V-cube, Inc.


―What made you originally want to expand overseas? Your business field is rapidly growing in Japan as well, right?

It’s true that the Japanese market right now is rapidly expanding. It’s a promising market, according to a report by a research company, with the scale of the current market growing tenfold by 2020 to 100 billion yen. However, when looking globally, the scale of the American market is already 150 – 160 billion yen.

V-CUBE has been leading in Japan now for seven years straight. In order to continue having the number one share in Japan, we plan to continue working out various measures and improving the services we provide to our existing customers. Yet, the switching cost for services like the ones V-CUBE offers is high; it’s a field where early adopters easily see the benefits. The Japanese domestic market will continue to expand, but we can’t overlook the Asian market. If we can quickly enter the Asian market and establish a presence there, then if developing nations in Asia experience economic growth, we can ride that growth wave and maybe even become a match for America’s corporate giant Cisco Systems. That’s why we are expanding into Asia early.
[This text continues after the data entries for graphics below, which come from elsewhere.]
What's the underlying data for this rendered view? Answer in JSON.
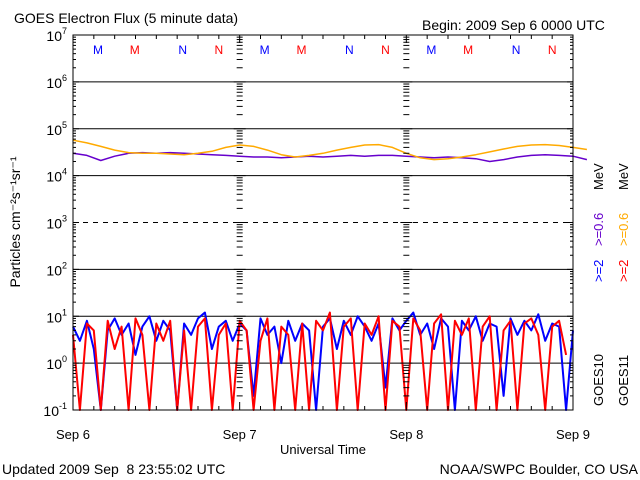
{
  "chart_data": {
    "type": "line",
    "title": "GOES Electron Flux (5 minute data)",
    "begin_label": "Begin: 2009 Sep 6 0000 UTC",
    "xlabel": "Universal Time",
    "ylabel": "Particles cm⁻²s⁻¹sr⁻¹",
    "y_scale": "log",
    "ylim": [
      0.1,
      10000000
    ],
    "xlim_hours": [
      0,
      72
    ],
    "ytick_base": "10",
    "ytick_exponents": [
      "7",
      "6",
      "5",
      "4",
      "3",
      "2",
      "1",
      "0",
      "-1"
    ],
    "xtick_labels": [
      "Sep 6",
      "Sep 7",
      "Sep 8",
      "Sep 9"
    ],
    "dashed_gridline_exponent": 3,
    "footer_left": "Updated 2009 Sep  8 23:55:02 UTC",
    "footer_right": "NOAA/SWPC Boulder, CO USA",
    "legend": {
      "col1": {
        "label_2": ">=2",
        "label_06": ">=0.6",
        "unit": "MeV",
        "sat": "GOES10"
      },
      "col2": {
        "label_2": ">=2",
        "label_06": ">=0.6",
        "unit": "MeV",
        "sat": "GOES11"
      }
    },
    "markers": [
      {
        "text": "M",
        "color": "#0000ff",
        "hour": 3.6
      },
      {
        "text": "M",
        "color": "#ff0000",
        "hour": 8.9
      },
      {
        "text": "N",
        "color": "#0000ff",
        "hour": 15.8
      },
      {
        "text": "N",
        "color": "#ff0000",
        "hour": 21.0
      }
    ],
    "series": [
      {
        "name": "GOES10 >=0.6 MeV",
        "color": "#6600cc",
        "x_step_hours": 2,
        "values": [
          30000,
          27000,
          21000,
          26000,
          30000,
          31000,
          30000,
          31000,
          30000,
          29000,
          28000,
          27000,
          26000,
          25000,
          25000,
          24000,
          25000,
          26000,
          25000,
          26000,
          27000,
          26000,
          27000,
          27000,
          26000,
          25000,
          24000,
          25000,
          24000,
          23000,
          20000,
          22000,
          25000,
          27000,
          28000,
          27000,
          26000,
          22000
        ]
      },
      {
        "name": "GOES11 >=0.6 MeV",
        "color": "#ffaa00",
        "x_step_hours": 2,
        "values": [
          57000,
          50000,
          42000,
          35000,
          31000,
          30000,
          30000,
          29000,
          28000,
          30000,
          33000,
          40000,
          45000,
          42000,
          35000,
          28000,
          25000,
          27000,
          30000,
          35000,
          40000,
          45000,
          46000,
          40000,
          30000,
          24000,
          22000,
          23000,
          25000,
          28000,
          32000,
          37000,
          42000,
          45000,
          46000,
          44000,
          40000,
          36000
        ]
      },
      {
        "name": "GOES10 >=2 MeV",
        "color": "#0000ff",
        "x_step_hours": 1,
        "values": [
          6,
          3,
          8,
          2,
          0.1,
          5,
          9,
          4,
          7,
          1.5,
          6,
          10,
          3,
          8,
          5,
          0.1,
          7,
          4,
          9,
          12,
          2,
          6,
          8,
          3,
          7,
          5,
          0.2,
          9,
          4,
          6,
          1,
          8,
          3,
          7,
          5,
          0.1,
          6,
          9,
          2,
          8,
          4,
          10,
          6,
          3,
          7,
          0.3,
          9,
          5,
          8,
          12,
          4,
          7,
          2,
          9,
          6,
          0.1,
          8,
          5,
          10,
          3,
          7,
          6,
          0.2,
          9,
          4,
          8,
          5,
          11,
          3,
          7,
          6,
          0.1,
          5
        ]
      },
      {
        "name": "GOES11 >=2 MeV",
        "color": "#ff0000",
        "x_step_hours": 1,
        "values": [
          4,
          0.1,
          7,
          5,
          0.1,
          8,
          2,
          6,
          0.1,
          9,
          4,
          0.1,
          7,
          3,
          8,
          0.1,
          5,
          0.1,
          6,
          9,
          0.1,
          4,
          7,
          0.1,
          8,
          5,
          0.1,
          3,
          9,
          0.1,
          6,
          4,
          0.1,
          7,
          0.1,
          8,
          5,
          12,
          0.1,
          6,
          9,
          0.1,
          7,
          4,
          10,
          0.1,
          8,
          6,
          0.1,
          9,
          5,
          0.1,
          7,
          11,
          0.1,
          8,
          4,
          9,
          0.1,
          6,
          10,
          0.1,
          5,
          8,
          0.1,
          7,
          9,
          4,
          0.1,
          6,
          8,
          1.5
        ]
      }
    ]
  }
}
―I see. So that’s why you expanded into developing Asian countries.

We expanded into Malaysia first in 2009, after which we moved into Thailand and Indonesia. Incidentally, many European and American companies are concentrated in Singapore, and they already use the services that their corporate headquarters in Europe and America use. They are using English to begin with, so we are forced to fight a tough battle. However, Malaysia, Thailand, and Indonesia are still “blue oceans,” so there is huge potential. Conversely, I think companies like ours that come from Asia have the advantage. We provide services that we can do because we understand Asia.

―So, how do you conduct sales in developing Asian countries like Malaysia?
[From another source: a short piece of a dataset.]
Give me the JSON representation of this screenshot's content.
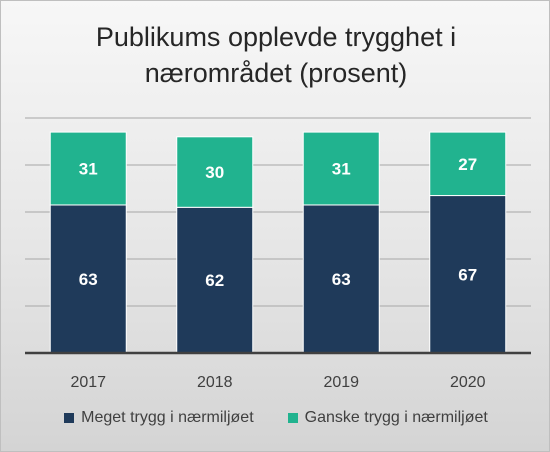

In Malaysia, for example, we would do normal telemarketing by calling local businesses and making an appointment. It’s the same as in Japan. We also enlist local sales distributors and sell through them.

―Why did you establish an intermediate holding company in Singapore?

You need a base that will serve as a hub when you expand into multiple Asian countries, so we chose Singapore, which is advantageous in terms of tax systems and having convenient access for other Asian countries. Another major reason was a personal appeal from the Singaporean government and the expansion support that we received from them.